Solutions
Contents
Solutions#
Question 1#
1
. Write a function that generates \(n!\).
There are two approaches to do this, the first is to use recursion:
def generate_n_factorial(n):
"""
A function to give n! using recursion.
Parameters
----------
n: int
The index of the number wanted.
Returns
-------
int
The value of n!.
"""
if n == 0:
return 1
return n * generate_n_factorial(n - 1)
We can use this:
generate_n_factorial(5)
120
Here is another approach, to use iteration and making use of the actual expression for \(n!\):
def generate_n_factorial_using_iteration(n):
"""
A function to give n! using iteration.
Parameters
----------
n: int
The index of the number wanted.
Returns
-------
int
The value of n!.
"""
cumulative_product = 1
for i in range(1, n + 1):
cumulative_product *= i
return cumulative_product
We can use this:
generate_n_factorial_using_iteration(5)
120
Question 2#
2
. Write a function that generates the \(n\)th triangular numbers defined by: \( T_n = \frac{n(n+1)}{2} \)
def generate_triangular_numbers(n):
"""
A function to give the nth triangular number defined by:
$ T_n = \frac{n(n+1)}{2} $
Parameters
----------
n: int
The index of the number wanted.
Returns
-------
int
The value of triangular number
"""
return n * (n + 1) / 2
Question 3#
3
. Verify the following that the following identify holds for positive integer values \(n\leq 500\): \( \sum\_{i=0}^n T_i = \frac{n(n+1)(n+2)}{6} \)
We will write a function to check the equality:
def check_equality(n):
"""
Returns a boolean variable whether or not the equality is true for a given n
Parameters
----------
n: int
The value for which the equality will be checked.
Returns
-------
boolean
Whether or not the equality holds.
"""
lhs = sum(generate_triangular_numbers(i) for i in range(n + 1))
rhs = n * (n + 1) * (n + 2) / 6
return lhs == rhs
Using this we can check all the values of \(n\) as required:
all([check_equality(n) for n in range(1, 501)])
True
Note that we can also use all
directly without creating the list first (this
is similar to sum
):
all(check_equality(n) for n in range(1, 501))
True
Question 4#
4
. Consider the Monty Hall problem:1
. Write a function that simulates the play of the game when you ‘stick’ with the initial choice.
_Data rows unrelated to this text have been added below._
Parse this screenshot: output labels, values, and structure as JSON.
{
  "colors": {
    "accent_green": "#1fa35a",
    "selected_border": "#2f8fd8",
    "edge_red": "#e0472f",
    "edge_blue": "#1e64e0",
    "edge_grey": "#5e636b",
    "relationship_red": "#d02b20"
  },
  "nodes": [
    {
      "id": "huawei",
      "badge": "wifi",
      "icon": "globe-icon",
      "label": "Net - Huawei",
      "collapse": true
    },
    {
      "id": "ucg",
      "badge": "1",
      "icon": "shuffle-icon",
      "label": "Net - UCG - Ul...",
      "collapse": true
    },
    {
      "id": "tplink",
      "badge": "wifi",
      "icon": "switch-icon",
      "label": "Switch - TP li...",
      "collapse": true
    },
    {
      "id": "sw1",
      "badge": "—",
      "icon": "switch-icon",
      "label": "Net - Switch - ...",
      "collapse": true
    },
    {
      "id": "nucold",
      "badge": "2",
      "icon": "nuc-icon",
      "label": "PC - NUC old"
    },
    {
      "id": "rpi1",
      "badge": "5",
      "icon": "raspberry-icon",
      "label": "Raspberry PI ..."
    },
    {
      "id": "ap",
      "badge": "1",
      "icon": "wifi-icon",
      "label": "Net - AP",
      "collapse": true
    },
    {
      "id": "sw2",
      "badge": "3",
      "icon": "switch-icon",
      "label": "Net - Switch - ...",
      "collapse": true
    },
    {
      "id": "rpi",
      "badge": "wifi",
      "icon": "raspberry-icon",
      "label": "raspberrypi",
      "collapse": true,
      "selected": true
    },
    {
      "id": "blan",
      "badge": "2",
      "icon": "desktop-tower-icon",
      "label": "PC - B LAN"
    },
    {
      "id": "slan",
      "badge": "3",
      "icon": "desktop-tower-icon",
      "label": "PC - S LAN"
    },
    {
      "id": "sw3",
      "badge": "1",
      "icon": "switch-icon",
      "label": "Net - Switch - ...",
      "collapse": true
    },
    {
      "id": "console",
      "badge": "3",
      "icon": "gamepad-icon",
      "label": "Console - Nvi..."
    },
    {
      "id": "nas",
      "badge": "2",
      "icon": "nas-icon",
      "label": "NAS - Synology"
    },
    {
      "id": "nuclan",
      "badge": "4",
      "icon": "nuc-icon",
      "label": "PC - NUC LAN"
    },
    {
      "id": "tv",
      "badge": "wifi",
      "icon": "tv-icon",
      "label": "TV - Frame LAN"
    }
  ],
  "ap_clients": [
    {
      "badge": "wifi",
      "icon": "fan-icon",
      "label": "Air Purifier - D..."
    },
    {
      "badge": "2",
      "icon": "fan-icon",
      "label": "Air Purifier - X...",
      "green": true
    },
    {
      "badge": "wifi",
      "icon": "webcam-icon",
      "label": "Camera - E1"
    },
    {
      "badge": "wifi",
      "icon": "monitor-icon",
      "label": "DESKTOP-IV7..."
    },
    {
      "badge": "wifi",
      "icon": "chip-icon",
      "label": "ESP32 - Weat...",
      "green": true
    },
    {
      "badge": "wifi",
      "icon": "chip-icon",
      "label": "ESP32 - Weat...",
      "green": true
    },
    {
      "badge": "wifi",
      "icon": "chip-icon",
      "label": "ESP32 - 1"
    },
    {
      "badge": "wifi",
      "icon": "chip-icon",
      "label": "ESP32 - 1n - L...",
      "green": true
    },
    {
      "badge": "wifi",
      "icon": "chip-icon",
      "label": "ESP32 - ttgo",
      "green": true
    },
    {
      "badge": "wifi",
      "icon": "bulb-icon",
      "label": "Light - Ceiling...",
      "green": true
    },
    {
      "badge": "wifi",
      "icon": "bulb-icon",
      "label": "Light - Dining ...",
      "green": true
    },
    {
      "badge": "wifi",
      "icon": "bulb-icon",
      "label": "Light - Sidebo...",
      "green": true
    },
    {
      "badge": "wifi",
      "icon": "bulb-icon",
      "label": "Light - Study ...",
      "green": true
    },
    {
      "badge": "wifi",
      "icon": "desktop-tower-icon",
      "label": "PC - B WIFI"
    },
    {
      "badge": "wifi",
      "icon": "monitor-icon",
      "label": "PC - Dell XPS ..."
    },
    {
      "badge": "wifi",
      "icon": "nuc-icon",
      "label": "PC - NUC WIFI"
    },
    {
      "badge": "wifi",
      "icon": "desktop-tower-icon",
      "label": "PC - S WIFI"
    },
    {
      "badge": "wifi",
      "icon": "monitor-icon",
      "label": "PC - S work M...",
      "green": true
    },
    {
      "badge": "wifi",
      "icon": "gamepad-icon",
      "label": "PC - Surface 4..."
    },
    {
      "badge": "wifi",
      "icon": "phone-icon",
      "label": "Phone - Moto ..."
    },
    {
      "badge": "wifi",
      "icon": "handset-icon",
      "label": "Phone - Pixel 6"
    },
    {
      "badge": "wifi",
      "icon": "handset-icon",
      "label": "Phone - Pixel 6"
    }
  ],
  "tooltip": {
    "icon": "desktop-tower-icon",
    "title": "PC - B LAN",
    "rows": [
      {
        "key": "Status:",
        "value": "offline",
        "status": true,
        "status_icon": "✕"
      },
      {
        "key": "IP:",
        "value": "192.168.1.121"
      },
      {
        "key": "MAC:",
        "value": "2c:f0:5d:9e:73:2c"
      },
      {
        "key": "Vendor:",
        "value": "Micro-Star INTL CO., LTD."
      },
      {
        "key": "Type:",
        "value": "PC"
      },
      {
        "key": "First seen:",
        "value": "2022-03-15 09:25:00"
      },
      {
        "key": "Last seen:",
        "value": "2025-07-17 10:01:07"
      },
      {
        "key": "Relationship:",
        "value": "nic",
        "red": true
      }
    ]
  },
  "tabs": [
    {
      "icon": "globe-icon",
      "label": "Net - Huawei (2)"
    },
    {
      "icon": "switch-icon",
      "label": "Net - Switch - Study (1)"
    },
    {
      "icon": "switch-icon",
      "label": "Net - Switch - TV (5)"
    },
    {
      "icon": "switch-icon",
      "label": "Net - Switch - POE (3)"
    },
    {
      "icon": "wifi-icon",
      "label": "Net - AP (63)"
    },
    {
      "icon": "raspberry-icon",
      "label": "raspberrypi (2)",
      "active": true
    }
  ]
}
This corresponds to sampling from a list of three choices:
import random
def play_monty_hall_with_stick():
"""
Instead of picking a random element we will shuffle it and return the first
element.
We make use of `random.shuffle` to shuffle and `pop()` to remove the first
element of a list (and return it).
Returns
-------
str
Either "goat" or "car"
"""
doors = ["goat", "goat", "car"]
random.shuffle(doors)
return doors.pop()
We can check that this gives expected behaviour:
random.seed(0)
play_monty_hall_with_stick()
'goat'
play_monty_hall_with_stick()
'goat'
play_monty_hall_with_stick()
'car'
2
. Write a function that simulates the play of the game when you ‘change’ your choice.
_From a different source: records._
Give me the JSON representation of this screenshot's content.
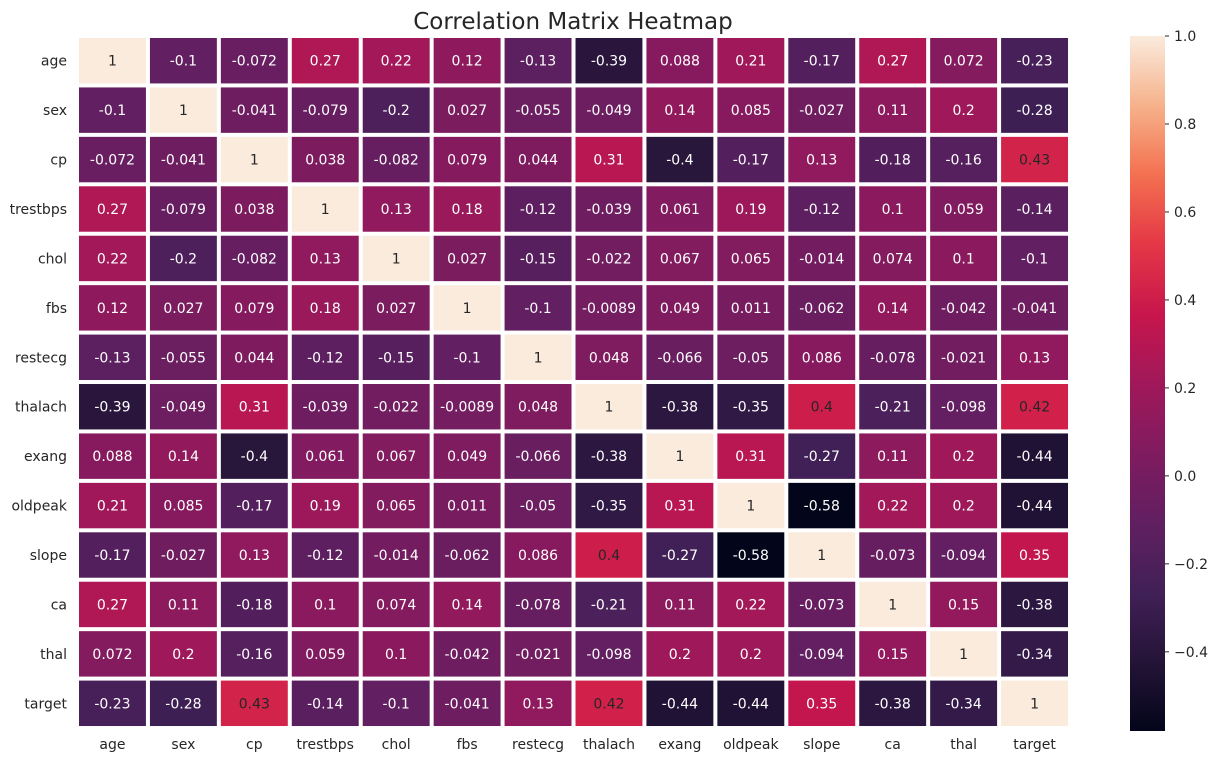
{
  "chart_data": {
    "type": "heatmap",
    "title": "Correlation Matrix Heatmap",
    "variables": [
      "age",
      "sex",
      "cp",
      "trestbps",
      "chol",
      "fbs",
      "restecg",
      "thalach",
      "exang",
      "oldpeak",
      "slope",
      "ca",
      "thal",
      "target"
    ],
    "values": [
      [
        "1",
        "-0.1",
        "-0.072",
        "0.27",
        "0.22",
        "0.12",
        "-0.13",
        "-0.39",
        "0.088",
        "0.21",
        "-0.17",
        "0.27",
        "0.072",
        "-0.23"
      ],
      [
        "-0.1",
        "1",
        "-0.041",
        "-0.079",
        "-0.2",
        "0.027",
        "-0.055",
        "-0.049",
        "0.14",
        "0.085",
        "-0.027",
        "0.11",
        "0.2",
        "-0.28"
      ],
      [
        "-0.072",
        "-0.041",
        "1",
        "0.038",
        "-0.082",
        "0.079",
        "0.044",
        "0.31",
        "-0.4",
        "-0.17",
        "0.13",
        "-0.18",
        "-0.16",
        "0.43"
      ],
      [
        "0.27",
        "-0.079",
        "0.038",
        "1",
        "0.13",
        "0.18",
        "-0.12",
        "-0.039",
        "0.061",
        "0.19",
        "-0.12",
        "0.1",
        "0.059",
        "-0.14"
      ],
      [
        "0.22",
        "-0.2",
        "-0.082",
        "0.13",
        "1",
        "0.027",
        "-0.15",
        "-0.022",
        "0.067",
        "0.065",
        "-0.014",
        "0.074",
        "0.1",
        "-0.1"
      ],
      [
        "0.12",
        "0.027",
        "0.079",
        "0.18",
        "0.027",
        "1",
        "-0.1",
        "-0.0089",
        "0.049",
        "0.011",
        "-0.062",
        "0.14",
        "-0.042",
        "-0.041"
      ],
      [
        "-0.13",
        "-0.055",
        "0.044",
        "-0.12",
        "-0.15",
        "-0.1",
        "1",
        "0.048",
        "-0.066",
        "-0.05",
        "0.086",
        "-0.078",
        "-0.021",
        "0.13"
      ],
      [
        "-0.39",
        "-0.049",
        "0.31",
        "-0.039",
        "-0.022",
        "-0.0089",
        "0.048",
        "1",
        "-0.38",
        "-0.35",
        "0.4",
        "-0.21",
        "-0.098",
        "0.42"
      ],
      [
        "0.088",
        "0.14",
        "-0.4",
        "0.061",
        "0.067",
        "0.049",
        "-0.066",
        "-0.38",
        "1",
        "0.31",
        "-0.27",
        "0.11",
        "0.2",
        "-0.44"
      ],
      [
        "0.21",
        "0.085",
        "-0.17",
        "0.19",
        "0.065",
        "0.011",
        "-0.05",
        "-0.35",
        "0.31",
        "1",
        "-0.58",
        "0.22",
        "0.2",
        "-0.44"
      ],
      [
        "-0.17",
        "-0.027",
        "0.13",
        "-0.12",
        "-0.014",
        "-0.062",
        "0.086",
        "0.4",
        "-0.27",
        "-0.58",
        "1",
        "-0.073",
        "-0.094",
        "0.35"
      ],
      [
        "0.27",
        "0.11",
        "-0.18",
        "0.1",
        "0.074",
        "0.14",
        "-0.078",
        "-0.21",
        "0.11",
        "0.22",
        "-0.073",
        "1",
        "0.15",
        "-0.38"
      ],
      [
        "0.072",
        "0.2",
        "-0.16",
        "0.059",
        "0.1",
        "-0.042",
        "-0.021",
        "-0.098",
        "0.2",
        "0.2",
        "-0.094",
        "0.15",
        "1",
        "-0.34"
      ],
      [
        "-0.23",
        "-0.28",
        "0.43",
        "-0.14",
        "-0.1",
        "-0.041",
        "0.13",
        "0.42",
        "-0.44",
        "-0.44",
        "0.35",
        "-0.38",
        "-0.34",
        "1"
      ]
    ],
    "colorbar": {
      "range": [
        -0.58,
        1.0
      ],
      "ticks": [
        -0.4,
        -0.2,
        0.0,
        0.2,
        0.4,
        0.6,
        0.8,
        1.0
      ],
      "tick_labels": [
        "−0.4",
        "−0.2",
        "0.0",
        "0.2",
        "0.4",
        "0.6",
        "0.8",
        "1.0"
      ],
      "colormap": "rocket",
      "orientation": "vertical",
      "placement": "right"
    },
    "grid_lines": "white",
    "legend": "none"
  }
}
This corresponds to sampling from a list of three choices, removing that choice and then sampling again:
def play_monty_hall_with_switch():
"""
Instead of picking a random element we will shuffle it and return the first
element.
We make use of `random.shuffle` to shuffle and `pop()` to remove the first
element of a list. We then use `remove()` to remove an element from a list.
We then pop the first
element of the remaining list (and return it).
Returns
-------
str
Either "goat" or "car"
"""
doors = ["goat", "goat", "car"]
random.shuffle(doors)
doors.pop()
doors.remove("goat")
return doors.pop()
random.seed(0)
play_monty_hall_with_switch()
'car'
play_monty_hall_with_switch()
'car'
play_monty_hall_with_switch()
'goat'
3
. Repeat the play of the game using both those functions and compare the probability of winning.
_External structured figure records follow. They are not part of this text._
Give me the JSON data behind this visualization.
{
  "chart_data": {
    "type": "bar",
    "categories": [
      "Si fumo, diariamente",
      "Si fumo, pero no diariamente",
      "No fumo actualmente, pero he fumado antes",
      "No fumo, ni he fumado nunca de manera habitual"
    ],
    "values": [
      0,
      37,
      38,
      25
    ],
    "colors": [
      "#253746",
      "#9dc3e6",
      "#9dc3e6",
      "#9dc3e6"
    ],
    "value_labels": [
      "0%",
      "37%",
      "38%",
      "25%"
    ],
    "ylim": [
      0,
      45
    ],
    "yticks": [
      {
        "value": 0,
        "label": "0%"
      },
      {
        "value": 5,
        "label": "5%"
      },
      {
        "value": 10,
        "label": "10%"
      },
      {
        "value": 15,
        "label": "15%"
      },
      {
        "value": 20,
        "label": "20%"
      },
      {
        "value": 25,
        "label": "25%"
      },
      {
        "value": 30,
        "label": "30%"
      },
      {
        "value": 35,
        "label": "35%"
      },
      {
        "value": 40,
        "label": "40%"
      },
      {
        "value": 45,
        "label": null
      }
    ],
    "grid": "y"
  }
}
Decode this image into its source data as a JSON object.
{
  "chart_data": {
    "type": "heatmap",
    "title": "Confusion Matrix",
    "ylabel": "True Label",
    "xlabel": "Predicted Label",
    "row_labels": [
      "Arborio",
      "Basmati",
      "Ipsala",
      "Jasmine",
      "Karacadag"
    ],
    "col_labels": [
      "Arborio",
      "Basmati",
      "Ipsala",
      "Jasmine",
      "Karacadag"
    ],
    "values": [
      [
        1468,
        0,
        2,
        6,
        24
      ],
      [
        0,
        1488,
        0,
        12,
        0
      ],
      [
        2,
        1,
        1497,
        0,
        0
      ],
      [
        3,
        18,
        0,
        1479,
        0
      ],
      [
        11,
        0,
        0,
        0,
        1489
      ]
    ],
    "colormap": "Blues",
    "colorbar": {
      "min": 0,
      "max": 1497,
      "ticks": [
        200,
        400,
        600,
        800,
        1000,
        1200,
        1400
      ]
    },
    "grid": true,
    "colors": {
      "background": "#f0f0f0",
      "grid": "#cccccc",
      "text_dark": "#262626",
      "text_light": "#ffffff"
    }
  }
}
We can calculate the probability of winning the car when we stick:
repetitions = 100000
count_of_winning_with_stick = sum(
play_monty_hall_with_stick() == "car" for repetition in range(repetitions)
)
probability_of_winning_with_stick = count_of_winning_with_stick / repetitions
probability_of_winning_with_stick
0.33317
We can calculate the probability of winning the car when we switch:
count_of_winning_with_switch = sum(
play_monty_hall_with_switch() == "car" for repetition in range(repetitions)
)
probability_of_winning_with_switch = count_of_winning_with_switch / repetitions
probability_of_winning_with_switch
0.66627